Plug-in vehicles currently have a negligible effect on the electrical grid, according to the results from six utility smart grid projects funded by the Department of Energy. But that’s likely to change as electric vehicle (EV) adoption continues to grow over the next decade.
There are relatively few EVs in the U.S. today. Last year, new EV sales totaled 120,000, making up less than 1 percent of the entire new vehicle market. But while they currently account for a small portion of the more than 260 million passenger vehicles on the road, total EV numbers are expected to grow from nearly 296,000 in 2014 to more than 2.7 million in 2023.
As the numbers increase, utilities anticipate they’ll need to make distribution upgrades and capacity additions to handle large charging loads at peak times. In preparation, utilities face the challenge of determining where and when their customers will decide to charge up. The DOE sponsored six programs through the ARRA stimulus program to help utilities understand customer charging patterns and how they affect the grid, and summarized the findings in a recent report.

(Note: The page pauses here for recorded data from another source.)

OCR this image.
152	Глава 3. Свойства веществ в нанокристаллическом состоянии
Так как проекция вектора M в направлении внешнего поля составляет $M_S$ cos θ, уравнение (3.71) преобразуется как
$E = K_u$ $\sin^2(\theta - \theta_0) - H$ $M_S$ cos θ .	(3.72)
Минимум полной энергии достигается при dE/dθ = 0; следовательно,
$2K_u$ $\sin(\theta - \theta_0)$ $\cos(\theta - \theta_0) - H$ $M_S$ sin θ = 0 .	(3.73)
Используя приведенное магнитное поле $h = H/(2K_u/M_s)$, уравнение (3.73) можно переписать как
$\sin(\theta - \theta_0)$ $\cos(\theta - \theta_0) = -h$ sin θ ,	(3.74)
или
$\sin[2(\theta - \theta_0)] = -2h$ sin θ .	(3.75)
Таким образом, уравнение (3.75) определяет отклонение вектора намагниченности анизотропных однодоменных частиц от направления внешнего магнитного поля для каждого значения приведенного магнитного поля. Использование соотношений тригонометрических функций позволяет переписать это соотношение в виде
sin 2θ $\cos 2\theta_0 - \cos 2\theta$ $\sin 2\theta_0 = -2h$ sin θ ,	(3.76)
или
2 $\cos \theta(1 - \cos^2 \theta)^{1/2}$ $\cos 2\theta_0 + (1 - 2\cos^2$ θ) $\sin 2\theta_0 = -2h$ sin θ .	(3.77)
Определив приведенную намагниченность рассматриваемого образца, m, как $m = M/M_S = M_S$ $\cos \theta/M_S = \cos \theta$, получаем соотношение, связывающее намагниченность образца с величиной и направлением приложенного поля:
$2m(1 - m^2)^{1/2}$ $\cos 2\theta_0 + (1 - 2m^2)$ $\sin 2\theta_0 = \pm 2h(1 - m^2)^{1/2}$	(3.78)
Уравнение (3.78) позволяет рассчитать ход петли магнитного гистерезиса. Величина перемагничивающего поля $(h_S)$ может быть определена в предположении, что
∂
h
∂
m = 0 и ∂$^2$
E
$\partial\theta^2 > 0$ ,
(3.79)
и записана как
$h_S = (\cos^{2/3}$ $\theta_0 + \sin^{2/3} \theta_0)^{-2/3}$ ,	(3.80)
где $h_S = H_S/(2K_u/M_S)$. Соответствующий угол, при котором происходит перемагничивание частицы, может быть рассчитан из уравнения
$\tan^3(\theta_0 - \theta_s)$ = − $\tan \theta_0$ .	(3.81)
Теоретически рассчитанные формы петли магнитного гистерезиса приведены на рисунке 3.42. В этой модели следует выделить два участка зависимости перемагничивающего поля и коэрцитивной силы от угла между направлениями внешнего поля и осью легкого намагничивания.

Figure 1: Monthly Sales of EVs in the U.S., 2011-2014
The six participating utilities were Burbank Water and Power, Duke Energy, Indianapolis Power & Light Company, Madison Gas and Electric, Sacramento Municipal Utility District and Progress Energy (now a part of Duke following a 2012 merger). In total, the utilities tracked 700 in-home and 240 public charging stations.
In all cases, the vast majority of people charged their cars during off-peak hours overnight. Indianapolis Power & Light, for instance, found that approximately 76 percent of electricity used for charging was used during off-peak hours.
Public charging station usage was low, but typically took place during business hours when it could overlap with peak periods.
Figure 2: Percentage of Charging Sessions by Time of Day for Public Chargers at Progress Energy
The average power demand to charge most vehicles was 3 kilowatts to 6 kilowatts, which is about the same as a residential air conditioner. Some vehicle models, however, can demand up to 19 kilowatts, which is a greater load than most single-family homes.
For Progress Energy, daily energy use at commercial stations averaged about 6.9 kilowatt-hours and varied between one to four hours of charging. Daily energy use for residential chargers averaged 7.1 kilowatt-hours and charging sessions generally lasted for three hours or less.
Figure 3: Energy Use and Duration of Residential Charging at Progress Energy
To encourage off-peak charging, utilities adopted new pricing options and advanced metering infrastructure (AMI) so that charging stations could integrate with time-based rates.
SMUD evaluated several time-of-use pricing plans: a whole-house time-of-use pricing plan, a dedicated meter pricing plan managed entirely by the customer during conservation day events, and a dedicated meter pricing plan managed by the utility during conservation day events. All of the options brought high customer satisfaction.
Progress Energy found time-of-use rates significantly reduced stress on the grid by shifting charging times to later in the evening.
Figure 4: Charging Patterns With and Without Time-of-Use Rates During Summer Weekdays
Utilities found the reliability of communications and ease of integration between smart meters and charging stations needs to improve significantly in order to allow them to offer effective time-of-use programs. SMUD, for instance, found that available products with ZigBee radios communicated with SMUD meters only 50 percent of the time due to poor radio signal quality, problems with power supply circuits in the EV supply equipment communications module, and environmental interference.
The DOE report called for better coordination with equipment vendors to ensure performance specifications are understood and effectively met.
To support the budding EV market, some utilities are investing directly in EV chargers. More EVs and more EV chargers represent an attractive opportunity that could allow utilities to grow electricity sales.
But because of high installation costs and low usage rates, public charging stations take a long time to recover their capital costs. Several utilities offered low-cost and even free charging to stimulate customer adoption, and the stations still had little use.
Burbank Water and Power calculated that if public charging station usage increased by 25 percent, the utility could expect a seven-year payback on those stations.
Use could be increasing. Madison Gas and Electric, for instance, saw driver enrollments from increase from eight to 123 in just one year. For the most part, though, high costs and current low use rates have led utilities to take a “wait-and-see” approach before installing additional public stations. “Several speculated that third-party providers may have greater success,” according to the report.
Fast chargers that allow drivers to charge up in less than 30 minutes could prove to be popular, but they also face challenges. Fast chargers are expensive, costing $50,000 to $100,000 each. They also draw 25 kilowatts to 50 kilowatts off of the grid at once and could easily overload most residential neighborhood circuits. None of the six utilities evaluated fast chargers in their programs.